African wedding traditions
The diversity of Africa is reflected in African wedding traditions.Africa, a continent heralded as one of the oldest civilizations on Earth, is home to a wide variety of religions and cultures. The colorful diversity is reflected in its cultural practices. Nearly every aspect of life in Africa – including child birth, maturity, the naming of a child and death – are honored with grand celebrations steeped in rich traditions. African wedding traditions are no different. An African wedding is, more than anything, the bringing together of two people as a single family – or the combining of two families or even the mixture of two tribes into one family unit.
Religion and Culture
The wide varieties of religions represented in Africa weigh intricately on African wedding traditions. Many northern Africans are influenced by Muslim traditions, while those further south are split between Christian, Hindu and even Jewish traditions. In some instances, more ancient traditions are still practiced; in many places, young girls are trained to be good wives from an early age. They may even learn secret codes and secret languages that allow them to talk with other married women without their husbands understanding what is being said.
The regions of Africa also determine how elaborate a wedding ceremony will be. In some cases, the actual wedding may last five to seven days - with festivities beginning days before the actual uniting ceremony and lasting days after. Often, huge ceremonies are held during which many couples in one tribe or region are united at the same time. In the Sudan and in other areas along the Nile, a man must pay his wife's family in sheep or cattle for the loss of their daughter's labor in support of the family. A wife may cost a man as many as 30 to 40 head of cattle.
Bright festive colors, song and dance are definitive elements of African wedding ceremonies. Elements of the wedding day in South Africa feature a bridal procession into the church; a prayer of dedication precedes the wedding ceremony. After the exchange of vows, a unity candle is lit. The couple will then be pronounced man and wife, and be blessed by the priest. The 12 symbols of life important in African culture may be administered as part of the wedding ceremony. These include wine, wheat, pepper, salt, a broom, honey, a spear and a copy of the Bible or the Koran. To mark the start of the newlyweds' life together, the parents of both the bride and groom carry fire from their hearths in their homes to the home of the new couple, where a new fire would be lit.

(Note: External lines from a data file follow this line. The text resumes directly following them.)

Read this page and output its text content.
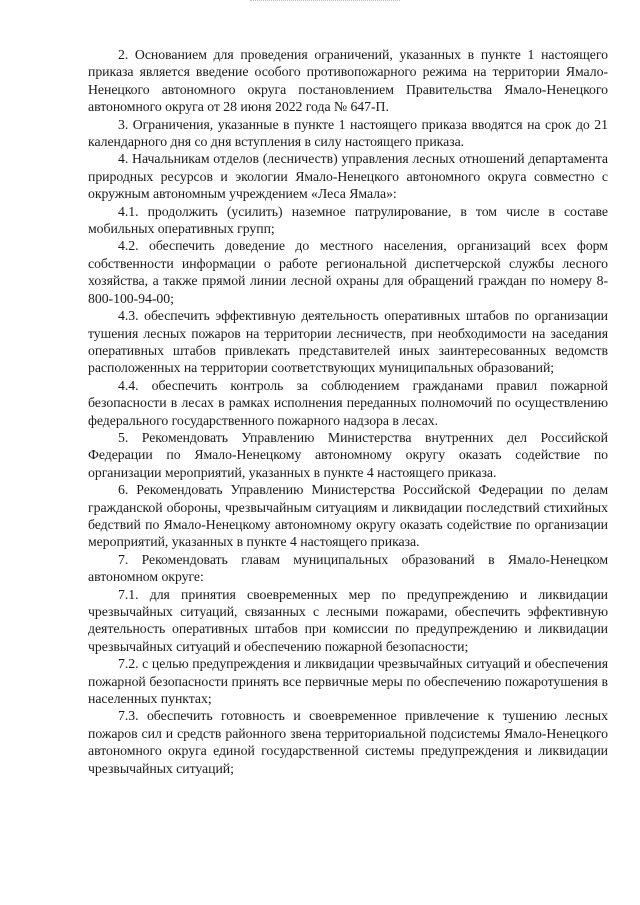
2. Основанием для проведения ограничений, указанных в пункте 1 настоящего приказа является введение особого противопожарного режима на территории Ямало-Ненецкого автономного округа постановлением Правительства Ямало-Ненецкого автономного округа от 28 июня 2022 года № 647-П.

3. Ограничения, указанные в пункте 1 настоящего приказа вводятся на срок до 21 календарного дня со дня вступления в силу настоящего приказа.

4. Начальникам отделов (лесничеств) управления лесных отношений департамента природных ресурсов и экологии Ямало-Ненецкого автономного округа совместно с окружным автономным учреждением «Леса Ямала»:

4.1. продолжить (усилить) наземное патрулирование, в том числе в составе мобильных оперативных групп;

4.2. обеспечить доведение до местного населения, организаций всех форм собственности информации о работе региональной диспетчерской службы лесного хозяйства, а также прямой линии лесной охраны для обращений граждан по номеру 8-800-100-94-00;

4.3. обеспечить эффективную деятельность оперативных штабов по организации тушения лесных пожаров на территории лесничеств, при необходимости на заседания оперативных штабов привлекать представителей иных заинтересованных ведомств расположенных на территории соответствующих муниципальных образований;

4.4. обеспечить контроль за соблюдением гражданами правил пожарной безопасности в лесах в рамках исполнения переданных полномочий по осуществлению федерального государственного пожарного надзора в лесах.

5. Рекомендовать Управлению Министерства внутренних дел Российской Федерации по Ямало-Ненецкому автономному округу оказать содействие по организации мероприятий, указанных в пункте 4 настоящего приказа.

6. Рекомендовать Управлению Министерства Российской Федерации по делам гражданской обороны, чрезвычайным ситуациям и ликвидации последствий стихийных бедствий по Ямало-Ненецкому автономному округу оказать содействие по организации мероприятий, указанных в пункте 4 настоящего приказа.

7. Рекомендовать главам муниципальных образований в Ямало-Ненецком автономном округе:

7.1. для принятия своевременных мер по предупреждению и ликвидации чрезвычайных ситуаций, связанных с лесными пожарами, обеспечить эффективную деятельность оперативных штабов при комиссии по предупреждению и ликвидации чрезвычайных ситуаций и обеспечению пожарной безопасности;

7.2. с целью предупреждения и ликвидации чрезвычайных ситуаций и обеспечения пожарной безопасности принять все первичные меры по обеспечению пожаротушения в населенных пунктах;

7.3. обеспечить готовность и своевременное привлечение к тушению лесных пожаров сил и средств районного звена территориальной подсистемы Ямало-Ненецкого автономного округа единой государственной системы предупреждения и ликвидации чрезвычайных ситуаций;
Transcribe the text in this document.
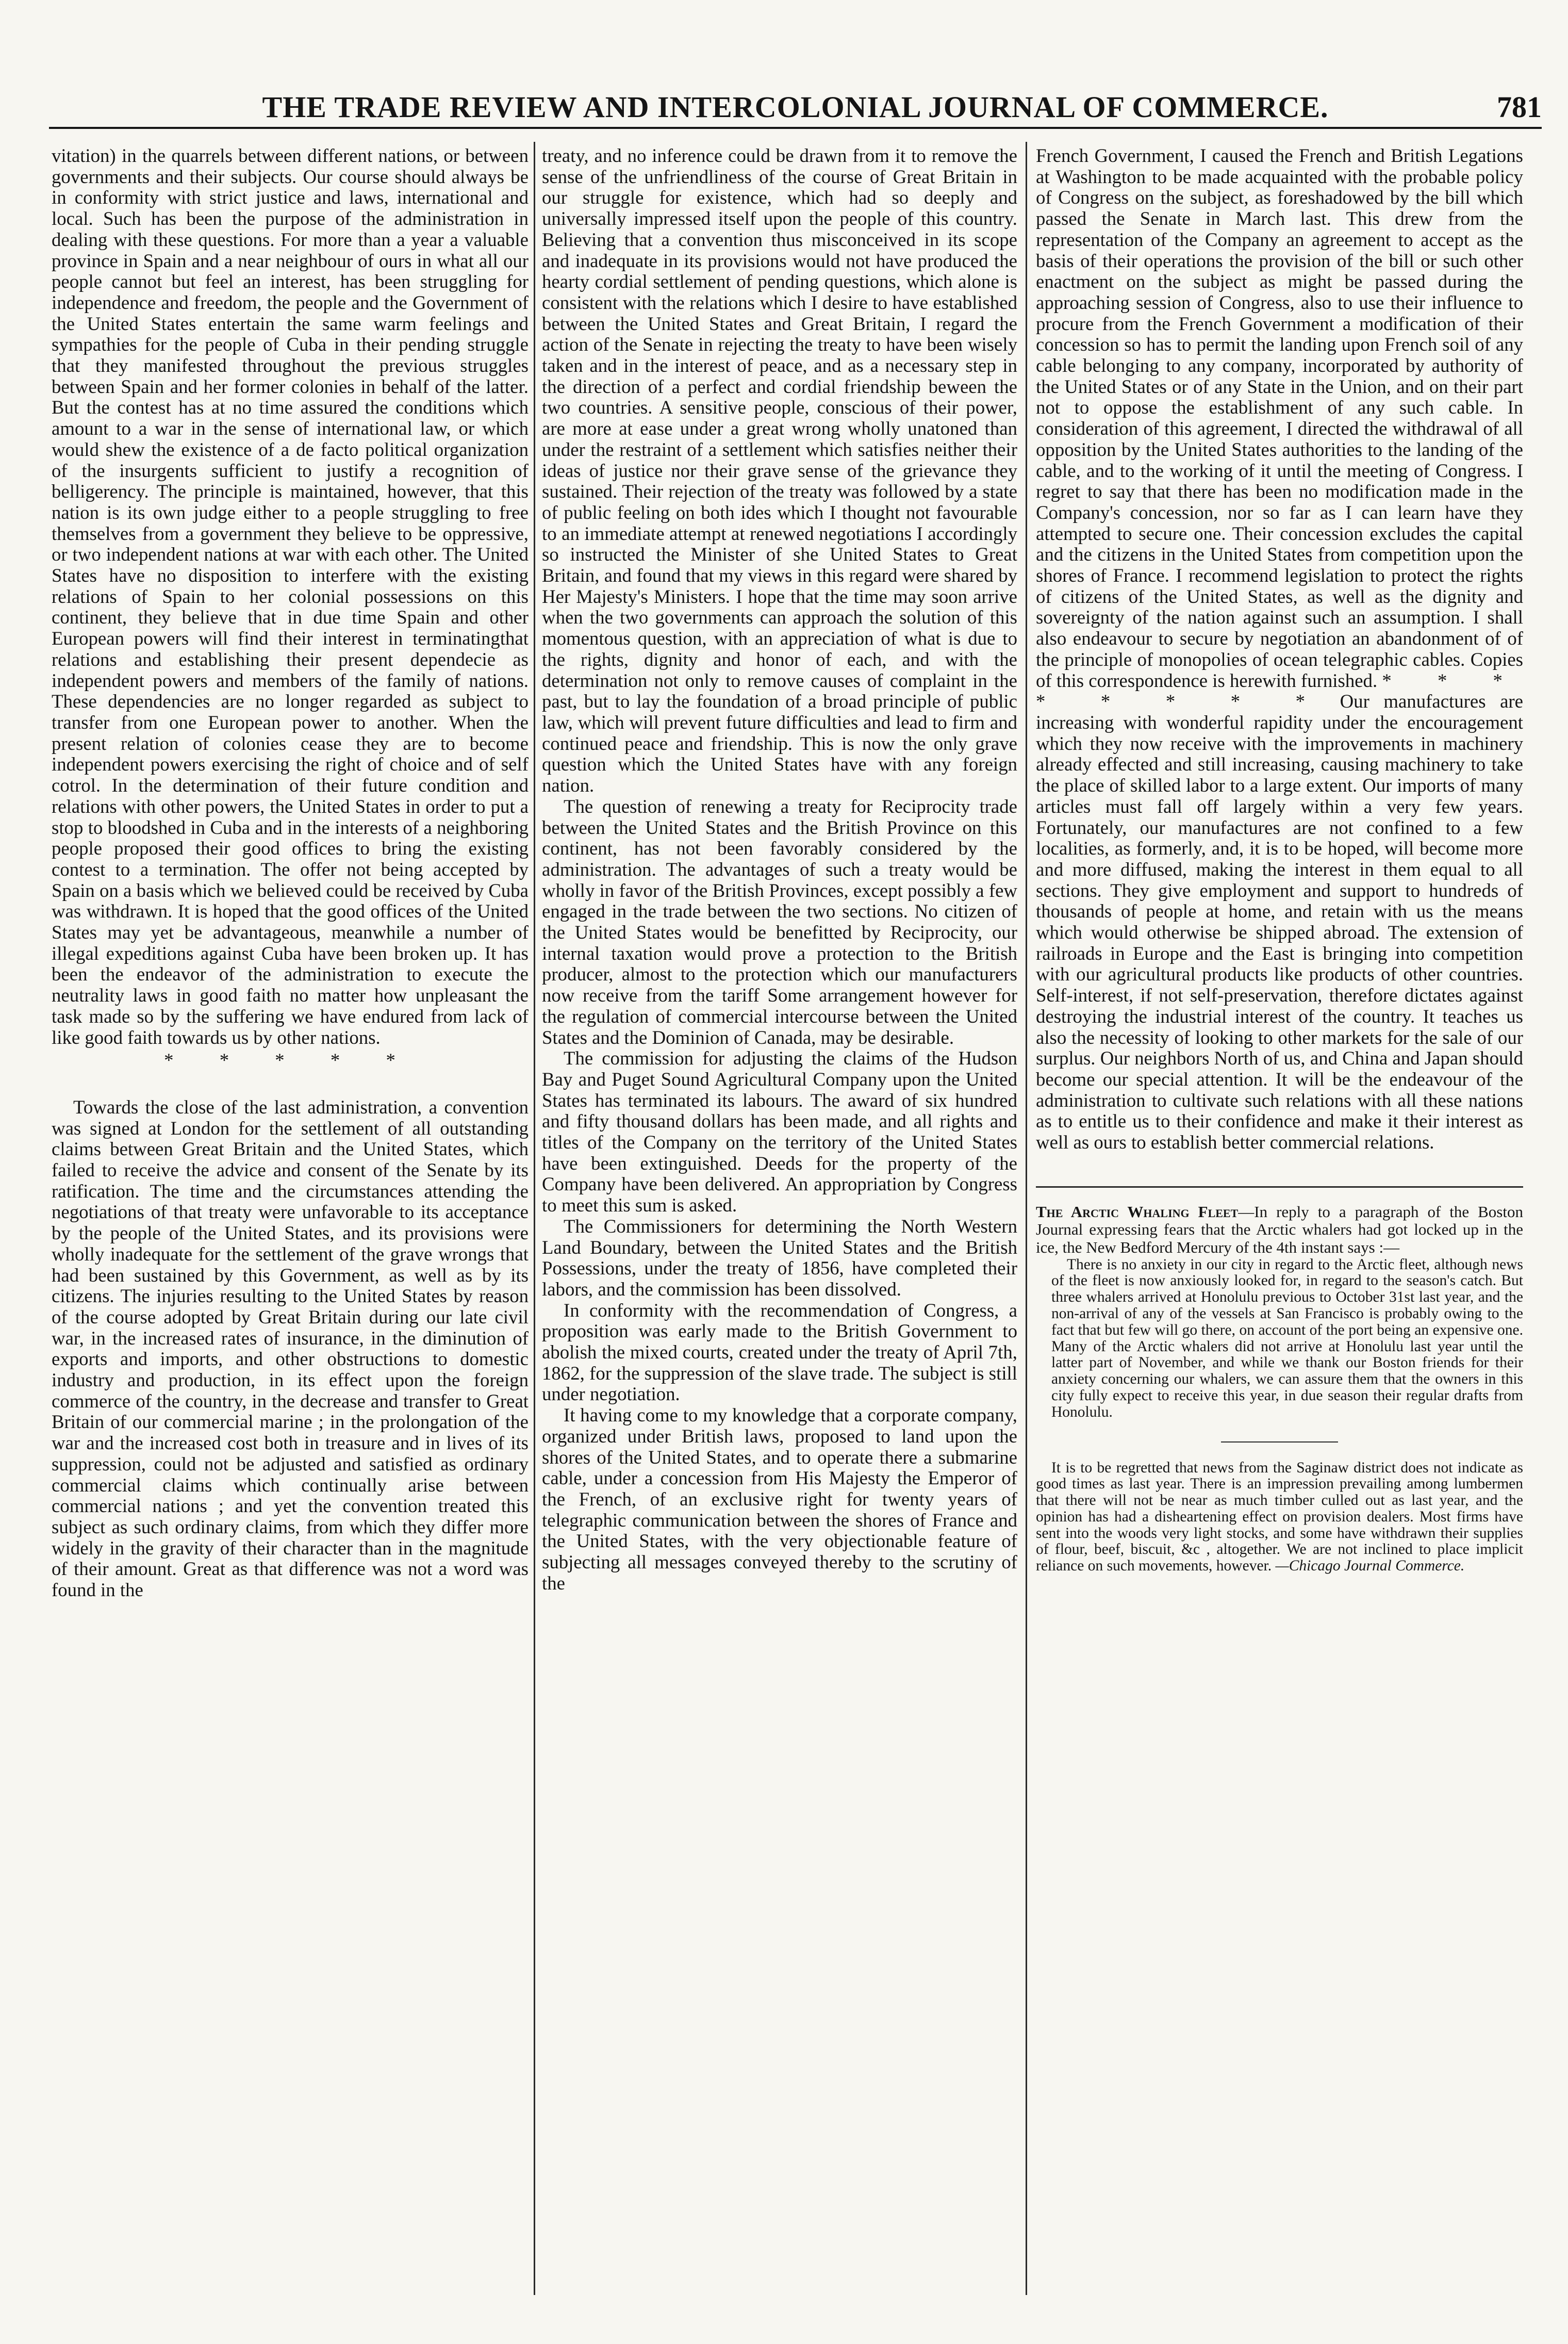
THE TRADE REVIEW AND INTERCOLONIAL JOURNAL OF COMMERCE.	781

vitation) in the quarrels between different nations, or between governments and their subjects. Our course should always be in conformity with strict justice and laws, international and local. Such has been the purpose of the administration in dealing with these questions. For more than a year a valuable province in Spain and a near neighbour of ours in what all our people cannot but feel an interest, has been struggling for independence and freedom, the people and the Government of the United States entertain the same warm feelings and sympathies for the people of Cuba in their pending struggle that they manifested throughout the previous struggles between Spain and her former colonies in behalf of the latter. But the contest has at no time assured the conditions which amount to a war in the sense of international law, or which would shew the existence of a de facto political organization of the insurgents sufficient to justify a recognition of belligerency. The principle is maintained, however, that this nation is its own judge either to a people struggling to free themselves from a government they believe to be oppressive, or two independent nations at war with each other. The United States have no disposition to interfere with the existing relations of Spain to her colonial possessions on this continent, they believe that in due time Spain and other European powers will find their interest in terminatingthat relations and establishing their present dependecie as independent powers and members of the family of nations. These dependencies are no longer regarded as subject to transfer from one European power to another. When the present relation of colonies cease they are to become independent powers exercising the right of choice and of self cotrol. In the determination of their future condition and relations with other powers, the United States in order to put a stop to bloodshed in Cuba and in the interests of a neighboring people proposed their good offices to bring the existing contest to a termination. The offer not being accepted by Spain on a basis which we believed could be received by Cuba was withdrawn. It is hoped that the good offices of the United States may yet be advantageous, meanwhile a number of illegal expeditions against Cuba have been broken up. It has been the endeavor of the administration to execute the neutrality laws in good faith no matter how unpleasant the task made so by the suffering we have endured from lack of like good faith towards us by other nations.

* * * * *

Towards the close of the last administration, a convention was signed at London for the settlement of all outstanding claims between Great Britain and the United States, which failed to receive the advice and consent of the Senate by its ratification. The time and the circumstances attending the negotiations of that treaty were unfavorable to its acceptance by the people of the United States, and its provisions were wholly inadequate for the settlement of the grave wrongs that had been sustained by this Government, as well as by its citizens. The injuries resulting to the United States by reason of the course adopted by Great Britain during our late civil war, in the increased rates of insurance, in the diminution of exports and imports, and other obstructions to domestic industry and production, in its effect upon the foreign commerce of the country, in the decrease and transfer to Great Britain of our commercial marine ; in the prolongation of the war and the increased cost both in treasure and in lives of its suppression, could not be adjusted and satisfied as ordinary commercial claims which continually arise between commercial nations ; and yet the convention treated this subject as such ordinary claims, from which they differ more widely in the gravity of their character than in the magnitude of their amount. Great as that difference was not a word was found in the

treaty, and no inference could be drawn from it to remove the sense of the unfriendliness of the course of Great Britain in our struggle for existence, which had so deeply and universally impressed itself upon the people of this country. Believing that a convention thus misconceived in its scope and inadequate in its provisions would not have produced the hearty cordial settlement of pending questions, which alone is consistent with the relations which I desire to have established between the United States and Great Britain, I regard the action of the Senate in rejecting the treaty to have been wisely taken and in the interest of peace, and as a necessary step in the direction of a perfect and cordial friendship beween the two countries. A sensitive people, conscious of their power, are more at ease under a great wrong wholly unatoned than under the restraint of a settlement which satisfies neither their ideas of justice nor their grave sense of the grievance they sustained. Their rejection of the treaty was followed by a state of public feeling on both ides which I thought not favourable to an immediate attempt at renewed negotiations I accordingly so instructed the Minister of she United States to Great Britain, and found that my views in this regard were shared by Her Majesty's Ministers. I hope that the time may soon arrive when the two governments can approach the solution of this momentous question, with an appreciation of what is due to the rights, dignity and honor of each, and with the determination not only to remove causes of complaint in the past, but to lay the foundation of a broad principle of public law, which will prevent future difficulties and lead to firm and continued peace and friendship. This is now the only grave question which the United States have with any foreign nation.

The question of renewing a treaty for Reciprocity trade between the United States and the British Province on this continent, has not been favorably considered by the administration. The advantages of such a treaty would be wholly in favor of the British Provinces, except possibly a few engaged in the trade between the two sections. No citizen of the United States would be benefitted by Reciprocity, our internal taxation would prove a protection to the British producer, almost to the protection which our manufacturers now receive from the tariff Some arrangement however for the regulation of commercial intercourse between the United States and the Dominion of Canada, may be desirable.

The commission for adjusting the claims of the Hudson Bay and Puget Sound Agricultural Company upon the United States has terminated its labours. The award of six hundred and fifty thousand dollars has been made, and all rights and titles of the Company on the territory of the United States have been extinguished. Deeds for the property of the Company have been delivered. An appropriation by Congress to meet this sum is asked.

The Commissioners for determining the North Western Land Boundary, between the United States and the British Possessions, under the treaty of 1856, have completed their labors, and the commission has been dissolved.

In conformity with the recommendation of Congress, a proposition was early made to the British Government to abolish the mixed courts, created under the treaty of April 7th, 1862, for the suppression of the slave trade. The subject is still under negotiation.

It having come to my knowledge that a corporate company, organized under British laws, proposed to land upon the shores of the United States, and to operate there a submarine cable, under a concession from His Majesty the Emperor of the French, of an exclusive right for twenty years of telegraphic communication between the shores of France and the United States, with the very objectionable feature of subjecting all messages conveyed thereby to the scrutiny of the

French Government, I caused the French and British Legations at Washington to be made acquainted with the probable policy of Congress on the subject, as foreshadowed by the bill which passed the Senate in March last. This drew from the representation of the Company an agreement to accept as the basis of their operations the provision of the bill or such other enactment on the subject as might be passed during the approaching session of Congress, also to use their influence to procure from the French Government a modification of their concession so has to permit the landing upon French soil of any cable belonging to any company, incorporated by authority of the United States or of any State in the Union, and on their part not to oppose the establishment of any such cable. In consideration of this agreement, I directed the withdrawal of all opposition by the United States authorities to the landing of the cable, and to the working of it until the meeting of Congress. I regret to say that there has been no modification made in the Company's concession, nor so far as I can learn have they attempted to secure one. Their concession excludes the capital and the citizens in the United States from competition upon the shores of France. I recommend legislation to protect the rights of citizens of the United States, as well as the dignity and sovereignty of the nation against such an assumption. I shall also endeavour to secure by negotiation an abandonment of of the principle of monopolies of ocean telegraphic cables. Copies of this correspondence is herewith furnished. * * *

* * * * * Our manufactures are increasing with wonderful rapidity under the encouragement which they now receive with the improvements in machinery already effected and still increasing, causing machinery to take the place of skilled labor to a large extent. Our imports of many articles must fall off largely within a very few years. Fortunately, our manufactures are not confined to a few localities, as formerly, and, it is to be hoped, will become more and more diffused, making the interest in them equal to all sections. They give employment and support to hundreds of thousands of people at home, and retain with us the means which would otherwise be shipped abroad. The extension of railroads in Europe and the East is bringing into competition with our agricultural products like products of other countries. Self-interest, if not self-preservation, therefore dictates against destroying the industrial interest of the country. It teaches us also the necessity of looking to other markets for the sale of our surplus. Our neighbors North of us, and China and Japan should become our special attention. It will be the endeavour of the administration to cultivate such relations with all these nations as to entitle us to their confidence and make it their interest as well as ours to establish better commercial relations.

The Arctic Whaling Fleet—In reply to a paragraph of the Boston Journal expressing fears that the Arctic whalers had got locked up in the ice, the New Bedford Mercury of the 4th instant says :—

There is no anxiety in our city in regard to the Arctic fleet, although news of the fleet is now anxiously looked for, in regard to the season's catch. But three whalers arrived at Honolulu previous to October 31st last year, and the non-arrival of any of the vessels at San Francisco is probably owing to the fact that but few will go there, on account of the port being an expensive one. Many of the Arctic whalers did not arrive at Honolulu last year until the latter part of November, and while we thank our Boston friends for their anxiety concerning our whalers, we can assure them that the owners in this city fully expect to receive this year, in due season their regular drafts from Honolulu.

It is to be regretted that news from the Saginaw district does not indicate as good times as last year. There is an impression prevailing among lumbermen that there will not be near as much timber culled out as last year, and the opinion has had a disheartening effect on provision dealers. Most firms have sent into the woods very light stocks, and some have withdrawn their supplies of flour, beef, biscuit, &c , altogether. We are not inclined to place implicit reliance on such movements, however. —Chicago Journal Commerce.
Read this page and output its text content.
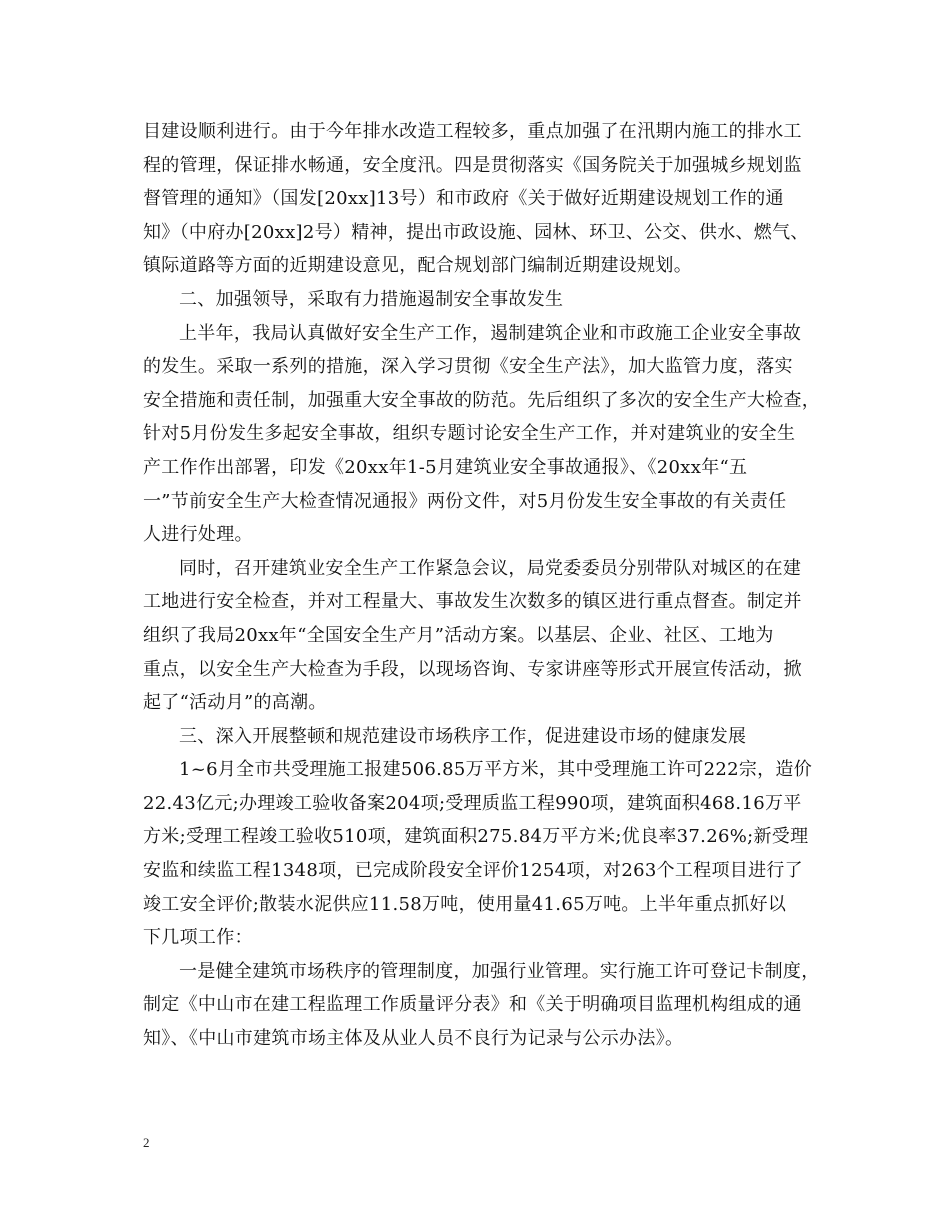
目建设顺利进行。由于今年排水改造工程较多，重点加强了在汛期内施工的排水工
程的管理，保证排水畅通，安全度汛。四是贯彻落实《国务院关于加强城乡规划监
督管理的通知》（国发[20xx]13号）和市政府《关于做好近期建设规划工作的通
知》（中府办[20xx]2号）精神，提出市政设施、园林、环卫、公交、供水、燃气、
镇际道路等方面的近期建设意见，配合规划部门编制近期建设规划。
二、加强领导，采取有力措施遏制安全事故发生
上半年，我局认真做好安全生产工作，遏制建筑企业和市政施工企业安全事故
的发生。采取一系列的措施，深入学习贯彻《安全生产法》，加大监管力度，落实
安全措施和责任制，加强重大安全事故的防范。先后组织了多次的安全生产大检查，
针对5月份发生多起安全事故，组织专题讨论安全生产工作，并对建筑业的安全生
产工作作出部署，印发《20xx年1-5月建筑业安全事故通报》、《20xx年“五
一”节前安全生产大检查情况通报》两份文件，对5月份发生安全事故的有关责任
人进行处理。
同时，召开建筑业安全生产工作紧急会议，局党委委员分别带队对城区的在建
工地进行安全检查，并对工程量大、事故发生次数多的镇区进行重点督查。制定并
组织了我局20xx年“全国安全生产月”活动方案。以基层、企业、社区、工地为
重点，以安全生产大检查为手段，以现场咨询、专家讲座等形式开展宣传活动，掀
起了“活动月”的高潮。
三、深入开展整顿和规范建设市场秩序工作，促进建设市场的健康发展
1~6月全市共受理施工报建506.85万平方米，其中受理施工许可222宗，造价
22.43亿元;办理竣工验收备案204项;受理质监工程990项，建筑面积468.16万平
方米;受理工程竣工验收510项，建筑面积275.84万平方米;优良率37.26%;新受理
安监和续监工程1348项，已完成阶段安全评价1254项，对263个工程项目进行了
竣工安全评价;散装水泥供应11.58万吨，使用量41.65万吨。上半年重点抓好以
下几项工作：
一是健全建筑市场秩序的管理制度，加强行业管理。实行施工许可登记卡制度，
制定《中山市在建工程监理工作质量评分表》和《关于明确项目监理机构组成的通
知》、《中山市建筑市场主体及从业人员不良行为记录与公示办法》。
2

In Egypt, where marriages are still largely arranged, there is a musical wedding march called the Zaffa, just before the ceremony. The Zaffa features traditional Egyptian music, belly dancers, drums horns and flaming swords performances. In the Sudan, the focus is on the groom. He is welcomed to the wedding location with a unique and large decoration called the Umbul-Umbul. Then he is adorned with a garland of flowers by the bride's mother, welcoming him into her family. The mother will also give him a keris – a hidden message encouraging him not to be disheartened while toiling for his family.
The procession welcoming the bridegroom is followed by a procession of ladies with candles, who pray for the ceremony. The bride and groom sit next to each other under an umbrella in front of the entrance to their future home with a veil covering both of their heads. The umbrella serves not only as shelter from rain or sun, but it symbolizes esteem and respect.
Adding the flavor of Africa to your wedding will require research and more detailed planning. From Morocco to Johannesburg, the traditions, colors and symbols vary. A truly authentic wedding reflective of Africa requires intricate planning, but will lead to one of the most colorful and music-enriched affairs.